While playing mostly cover material Flying Fortress did play some original material, written by Mike, in the jazzy/blues vein. Nothing was recorded by the original line-up though.
The original band split up in the mid-70s with Keith leaving the band. They would later come back together and played a few gigs around the Surrey area with Mitch Mitchel.
Nigel Uren would also join them on drums and they would enter the Decca studios. A demo was recorded at the Decca in-house studio that was located at the time at Albert Embankment, close to the Houses of Parliament. Only three copies were pressed.
These were pressed up on acetate, with only 3 copies being pressed, but unfortunately Decca decided not to take up the option of signing the band. Nick Brockway played Hammond with with Flying Fortress around '70/71, playing on the Decca test recording. He remembers a session at Decca which was filmed by a crew from the BBC who were in the studios filming a kids recording sessions, this may have been during the Flying Fortress recording session
With the Decca deal not working out the band folded not long afterwards.

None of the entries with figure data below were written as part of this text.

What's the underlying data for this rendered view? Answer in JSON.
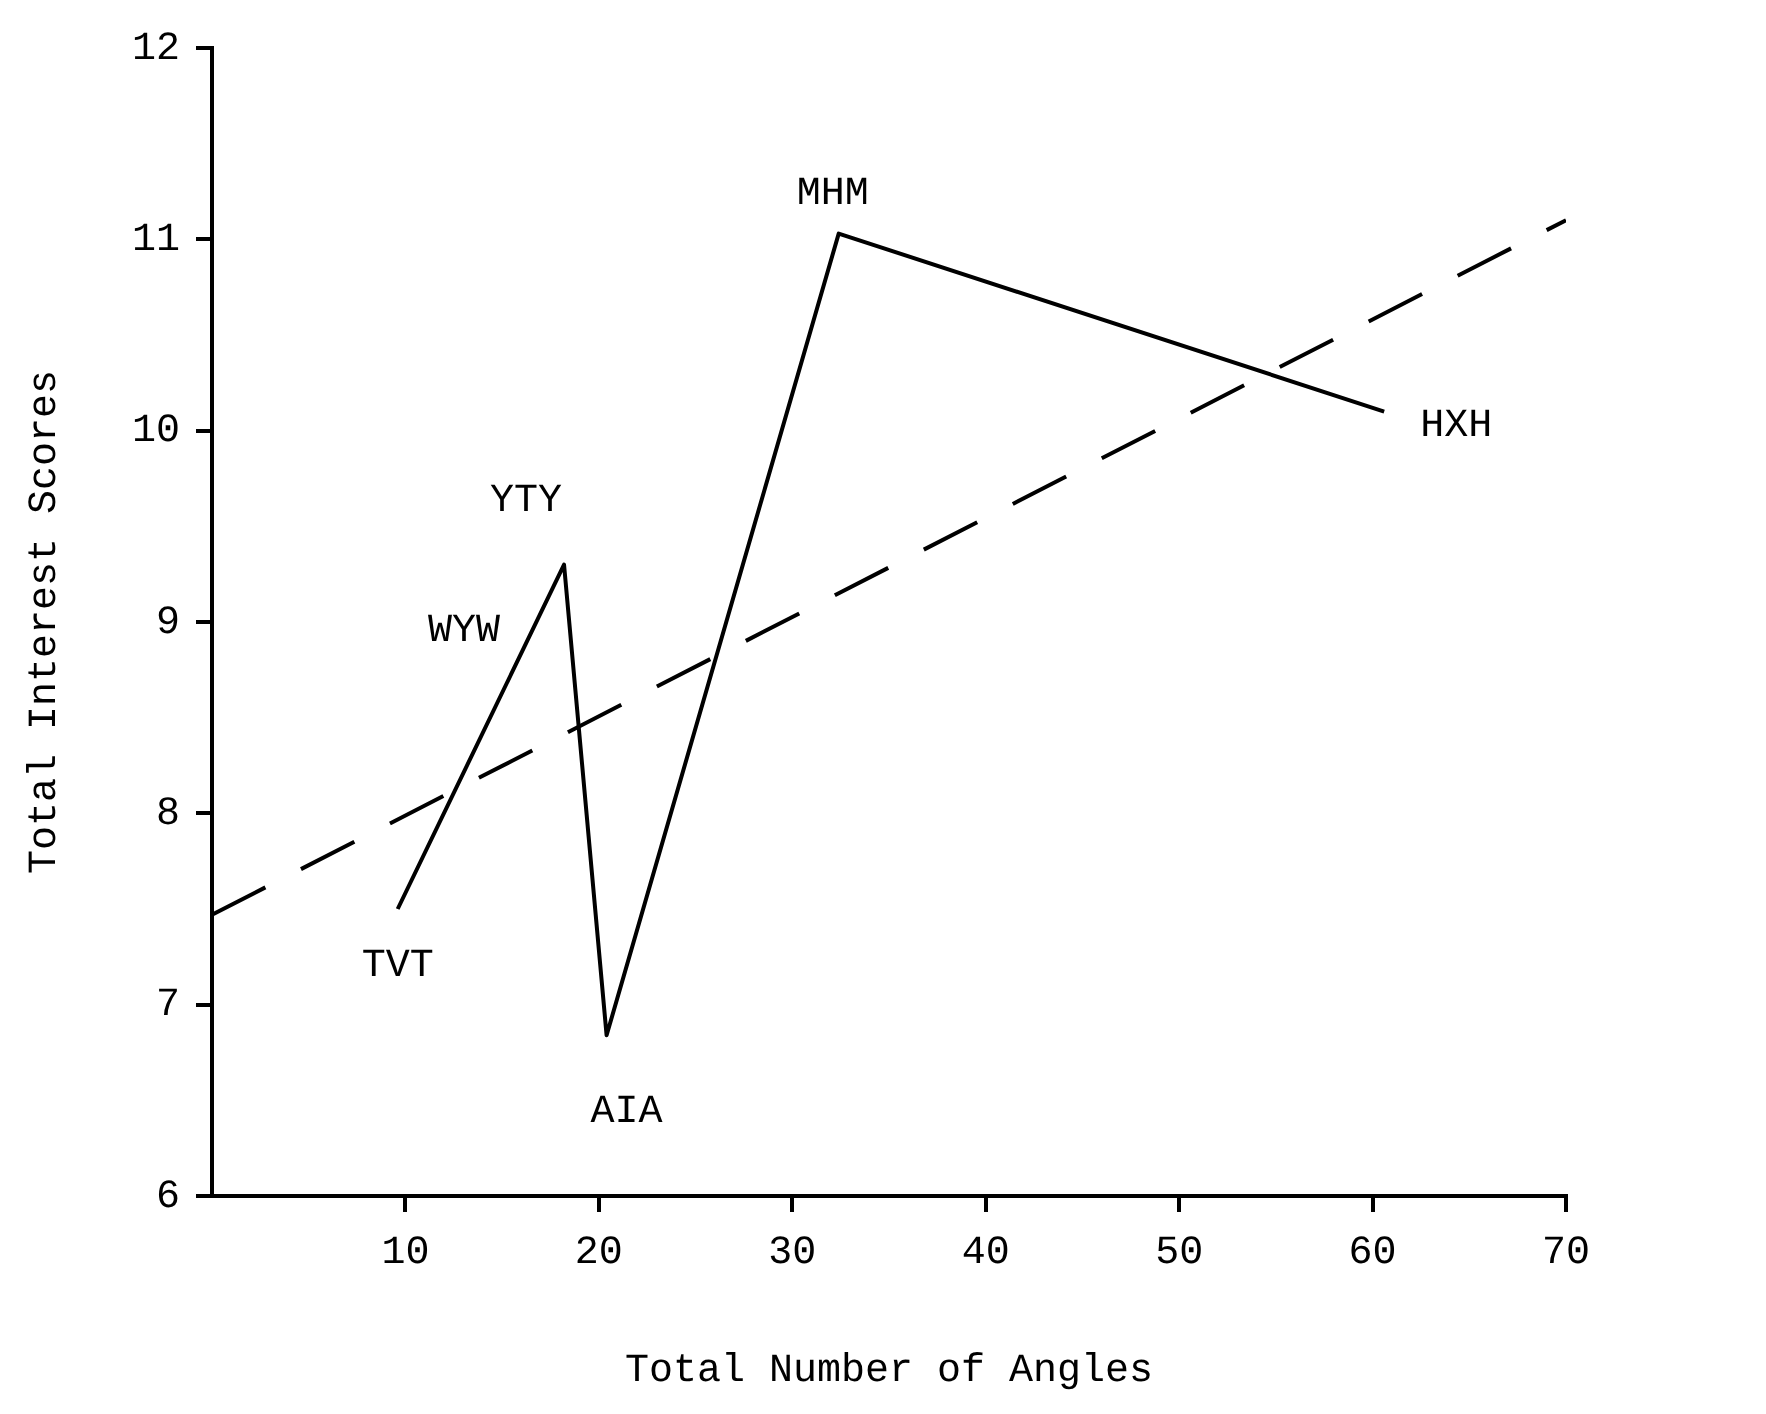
{
  "chart_data": {
    "type": "line",
    "xlabel": "Total Number of Angles",
    "ylabel": "Total Interest Scores",
    "xlim": [
      0,
      70
    ],
    "xticks": [
      10,
      20,
      30,
      40,
      50,
      60,
      70
    ],
    "ylim": [
      6,
      12
    ],
    "yticks": [
      6,
      7,
      8,
      9,
      10,
      11,
      12
    ],
    "series": [
      {
        "color": "#000000",
        "x": [
          9.6,
          18.2,
          20.4,
          32.4,
          60.6
        ],
        "values": [
          7.5,
          9.3,
          6.84,
          11.03,
          10.1
        ],
        "line_style": "solid"
      },
      {
        "type": "line",
        "color": "#000000",
        "x": [
          0,
          70
        ],
        "values": [
          7.47,
          11.1
        ],
        "line_style": "dashed"
      }
    ],
    "annotations": [
      {
        "text": "TVT",
        "x": 9.6,
        "y": 7.5
      },
      "WYW",
      {
        "text": "YTY",
        "x": 18.2,
        "y": 9.3
      },
      {
        "text": "AIA",
        "x": 20.4,
        "y": 6.84
      },
      {
        "text": "MHM",
        "x": 32.4,
        "y": 11.03
      },
      {
        "text": "HXH",
        "x": 60.6,
        "y": 10.1
      }
    ],
    "grid": false,
    "legend": false,
    "marker": "none"
  }
}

Mike Parsons would join Renaissance on guitar and looked set for a promising career, until he tragically died in a car accident while driving back home from rehearsals with the band.
Keith would have a full musical career, which included playing with Spirogyra which took him across the UK, Scotland and France. He would leave London and return to Devon, first playing with Rod Deacey and Alan Denning in a folk rock group called Saltpeter. He would also play with Harvey Bainbridge in Ark, an association which led him to record as a session player with Dave Brock and Harvey Bainbridge (of Hawkwind). As well as doing some dance band work Keith also played with the Oggle Band in Devon. As well as being active in Christian Outreach work he also appeared on Bargain Hunt in 2012!
Spirogyra with Keith
Nigel would later play in the popular Charlie and the Wide Boys before moving to a behind the scenes role. His accountant also handled Queen, who at the time was in need of somebody to handle their tour accounts. In need of a steady income and being reasonably good with figures Nigel took on the role of tour account for the band, later moving into royalty accounting. After writing programmes for royalty accounting he would work for Sting handling his royalties for ten years.
Managers Lindsay Brown and Paul Conroy would have very successful careers in music, with Lindsay managing Barclay James Harvest, Van Halen and The Sweet, then Managing Director for Eagle Rock Entertainment. Paul Conway became general manager at Stiff Records before taking on senior positions within the majors, like Virgin, WEA and EMI.